Policy Plays

Insurance industry struggles on web, but interest is growing.

When it comes to obtaining financial services on the Web, consumers have embraced brokerages and banks, but not insurers.

Despite its relatively poor showing — less than 1 percent of all consumer insurance is sold on the Web — the insurance industry hasnt given up. In fact, insurers are rolling out a spate of offerings in both the business-to-consumer (B2C) and business-to-business (B2B) markets in an effort to reach more customers and reduce costs.

Insurance "is not as sexy and glamorous as online brokerage," says Paul Lockmiller, a principal of consulting firm Booz-Allen & Hamilton who recently co-authored a study of the online insurance industry. People might check their online brokerage or bank accounts several times per week. By contrast, they consider their insurance coverage once or twice per year. That lack of interest has dissuaded many insurance carriers from making big investments in their online sales channel, he says.

This year, insurers will write about $3.1 billion worth of policies on the Web. But by 2005, Booz-Allen expects that figure to rise to $12.5 billion, or about 1.5 percent of the $800 billion domestic market for auto, home, renters and life insurance.

Toby Alfred, Internet site manager of Progressive Casualty Insurance, a leading auto insurance carrier, says a key factor in getting consumers to use the Web is reducing complexity. "It may take you five pieces of information to trade a stock or make a balance transfer at your bank. Comparatively, an insurance transaction may take upwards of 50 pieces of information," she says. Because of that, consumers will often pick up the phone and let a company specialist guide their purchase and input the necessary information, she says.

That inclination is reflected in usage statistics. In July, about 6.1 million users visited the top 10 insurance sites, according to Nielsen//Net Ratings. By comparison, about 10.9 million people visited the top 10 bank and credit union sites.
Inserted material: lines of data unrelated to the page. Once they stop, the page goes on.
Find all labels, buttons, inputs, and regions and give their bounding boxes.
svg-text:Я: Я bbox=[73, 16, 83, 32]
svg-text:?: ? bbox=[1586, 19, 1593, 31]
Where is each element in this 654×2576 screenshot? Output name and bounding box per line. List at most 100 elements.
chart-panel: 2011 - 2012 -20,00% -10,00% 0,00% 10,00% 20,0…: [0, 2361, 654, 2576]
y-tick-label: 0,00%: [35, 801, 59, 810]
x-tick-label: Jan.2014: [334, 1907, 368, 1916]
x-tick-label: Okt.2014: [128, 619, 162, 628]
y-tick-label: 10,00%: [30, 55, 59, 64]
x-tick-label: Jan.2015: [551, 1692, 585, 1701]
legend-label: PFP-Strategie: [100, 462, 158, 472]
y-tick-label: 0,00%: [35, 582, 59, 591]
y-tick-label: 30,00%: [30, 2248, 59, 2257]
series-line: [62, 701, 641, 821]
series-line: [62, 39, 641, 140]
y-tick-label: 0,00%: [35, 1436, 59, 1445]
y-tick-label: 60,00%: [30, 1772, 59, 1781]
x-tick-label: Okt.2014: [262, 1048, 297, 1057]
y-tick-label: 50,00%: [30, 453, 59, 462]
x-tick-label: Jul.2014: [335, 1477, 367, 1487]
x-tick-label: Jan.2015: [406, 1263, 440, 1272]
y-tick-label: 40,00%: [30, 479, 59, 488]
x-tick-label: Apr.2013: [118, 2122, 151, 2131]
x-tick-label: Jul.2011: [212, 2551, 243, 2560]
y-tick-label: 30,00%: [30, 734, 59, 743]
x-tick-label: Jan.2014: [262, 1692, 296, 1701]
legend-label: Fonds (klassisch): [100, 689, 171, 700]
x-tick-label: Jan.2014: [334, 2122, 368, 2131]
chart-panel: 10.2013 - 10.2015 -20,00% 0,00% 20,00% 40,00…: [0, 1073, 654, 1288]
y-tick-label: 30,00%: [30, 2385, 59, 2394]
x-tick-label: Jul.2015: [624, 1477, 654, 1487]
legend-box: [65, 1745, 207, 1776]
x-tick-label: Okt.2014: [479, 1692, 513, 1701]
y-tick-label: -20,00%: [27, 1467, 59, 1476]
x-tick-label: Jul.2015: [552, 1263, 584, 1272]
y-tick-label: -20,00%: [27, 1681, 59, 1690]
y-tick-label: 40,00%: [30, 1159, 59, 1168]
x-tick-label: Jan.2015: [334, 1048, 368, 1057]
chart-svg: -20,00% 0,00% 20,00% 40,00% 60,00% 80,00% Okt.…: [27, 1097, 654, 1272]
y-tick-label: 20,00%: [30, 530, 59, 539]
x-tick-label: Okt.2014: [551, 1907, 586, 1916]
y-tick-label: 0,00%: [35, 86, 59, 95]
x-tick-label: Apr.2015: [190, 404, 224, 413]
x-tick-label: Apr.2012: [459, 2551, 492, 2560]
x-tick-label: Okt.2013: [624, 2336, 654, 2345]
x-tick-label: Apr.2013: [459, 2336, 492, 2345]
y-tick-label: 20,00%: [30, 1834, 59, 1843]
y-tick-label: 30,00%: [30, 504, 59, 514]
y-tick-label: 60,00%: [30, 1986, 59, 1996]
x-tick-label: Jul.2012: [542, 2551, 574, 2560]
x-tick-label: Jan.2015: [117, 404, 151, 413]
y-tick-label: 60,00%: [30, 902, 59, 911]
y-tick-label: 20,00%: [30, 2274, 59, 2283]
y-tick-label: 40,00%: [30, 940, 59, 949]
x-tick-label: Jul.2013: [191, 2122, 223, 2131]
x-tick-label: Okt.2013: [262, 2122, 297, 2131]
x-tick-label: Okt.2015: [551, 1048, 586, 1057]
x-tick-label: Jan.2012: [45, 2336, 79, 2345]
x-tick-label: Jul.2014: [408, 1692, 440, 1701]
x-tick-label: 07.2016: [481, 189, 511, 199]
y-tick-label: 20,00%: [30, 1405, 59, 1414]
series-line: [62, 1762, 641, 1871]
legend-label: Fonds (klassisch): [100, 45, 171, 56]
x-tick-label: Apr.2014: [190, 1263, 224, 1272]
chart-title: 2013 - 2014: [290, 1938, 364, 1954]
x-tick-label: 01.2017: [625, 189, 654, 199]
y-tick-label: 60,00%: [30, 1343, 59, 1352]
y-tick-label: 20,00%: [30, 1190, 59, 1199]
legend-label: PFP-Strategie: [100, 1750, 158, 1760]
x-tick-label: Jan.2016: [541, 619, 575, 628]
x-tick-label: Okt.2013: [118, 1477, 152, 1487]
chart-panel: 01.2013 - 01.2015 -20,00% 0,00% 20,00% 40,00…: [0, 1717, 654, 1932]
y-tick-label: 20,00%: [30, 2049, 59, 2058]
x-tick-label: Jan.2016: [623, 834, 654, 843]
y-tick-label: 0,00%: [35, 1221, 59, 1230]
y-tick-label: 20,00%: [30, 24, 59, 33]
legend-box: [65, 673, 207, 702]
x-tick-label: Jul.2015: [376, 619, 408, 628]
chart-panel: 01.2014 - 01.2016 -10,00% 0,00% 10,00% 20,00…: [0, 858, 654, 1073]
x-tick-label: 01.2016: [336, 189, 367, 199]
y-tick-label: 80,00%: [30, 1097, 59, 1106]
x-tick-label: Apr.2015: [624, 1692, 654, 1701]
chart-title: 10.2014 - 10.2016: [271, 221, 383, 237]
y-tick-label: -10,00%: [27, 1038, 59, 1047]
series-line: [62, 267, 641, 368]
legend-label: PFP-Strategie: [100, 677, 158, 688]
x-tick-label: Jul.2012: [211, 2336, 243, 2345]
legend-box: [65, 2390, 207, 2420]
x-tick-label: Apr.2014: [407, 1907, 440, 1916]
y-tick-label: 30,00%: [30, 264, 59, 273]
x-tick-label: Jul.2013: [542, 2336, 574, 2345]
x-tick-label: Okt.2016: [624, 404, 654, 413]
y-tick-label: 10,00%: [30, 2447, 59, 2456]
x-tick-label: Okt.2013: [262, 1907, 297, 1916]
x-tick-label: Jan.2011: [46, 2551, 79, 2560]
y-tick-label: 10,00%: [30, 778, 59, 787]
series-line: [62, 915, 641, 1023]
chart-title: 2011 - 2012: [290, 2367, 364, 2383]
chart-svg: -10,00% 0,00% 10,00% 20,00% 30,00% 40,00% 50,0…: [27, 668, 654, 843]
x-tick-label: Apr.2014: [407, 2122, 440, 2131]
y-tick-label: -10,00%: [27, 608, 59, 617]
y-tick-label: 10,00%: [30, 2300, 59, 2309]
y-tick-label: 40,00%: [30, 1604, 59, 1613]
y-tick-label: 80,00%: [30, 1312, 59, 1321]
To combat that, companies are continually trying to make their sites more useful and user-friendly. "Its all about trust and comfort," Alfred says. The average premium for an insurance policy is $1,000. "You arent going to put down $1,000 on a purchase if you arent comfortable. This isnt like buying a book on Amazon.com," she says.

In addition to big insurance carriers such as Allstate Insurance, Geico and Progressive, which sell their coverage directly to the public, there is stiff competition among independent agents that use the Web to sell coverage from many different carriers. Insurance.com and InsWeb Insurance Services are leading examples of companies that offer auto, home, health and renters insurance, and even health insurance for pets.

Although InsWeb provides many types of coverage, auto insurance is by far the most popular online coverage, says Mark Guthrie, president and chief operating officer of InsWeb, which sells coverage from 26 different carriers. A key challenge is integrating the computer networks of the insurers with its own. "We have to take information from one form on our site, then tap into many insurers systems and show quotes to you in under a minute," he says. If consumers wait longer than that, Guthrie says, theyre likely to go elsewhere.

B2B Use Increases

For the last few years, most insurers have focused their energy on consumers. But theres a growing effort to use the Web as a B2B channel. "We are seeing movement of emphasis among the insurers, from revenue generation to cost containment," says Kimberly Harris, a Gartner senior analyst who tracks the insurance industry. That has resulted in growing use of the Web for online claims adjusting, settlement and other paper-intensive insurance matters, Harris says.

Another growth area is the use of the Net as an information conduit from carriers to insurance brokers and agents. Rather than send snail mail letters to agents with information about how much the carrier owes them in commissions, insurers are using the Web. Companies have realized that its more about customer service, and use the Net to support traditional sources such as agents.

Another interesting B2B play is a Web site called Quomp, which sells workers compensation coverage to small and midsize businesses. Workers compensation is a fairly standard coverage that is mandated in almost every state, which makes it a natural candidate for online sales, says Rob Fruend, Quomps COO.

Launched last month, Quomp was created by re-insurer American Re, insurance broker Arthur J. Gallagher & Co. and workers compensation insurer Safety National Casualty. It is one of the first pure online B2B plays in the insurance sector. Quomp currently offers coverage in just four states: Georgia, Illinois, South Carolina and Wisconsin. And the companys not in a hurry to add more states — at least not yet, according to Fruend. "We are intentionally not growing ahead of the market. We are going to see how well we do in these states, make sure they go well and then expand regionally from there," Fruend says.

That cautious approach makes sense to InsWebs Guthrie. "The insurance industry moves slowly — and it should," he says. "We are talking about peoples financial security. You dont want to get that wrong."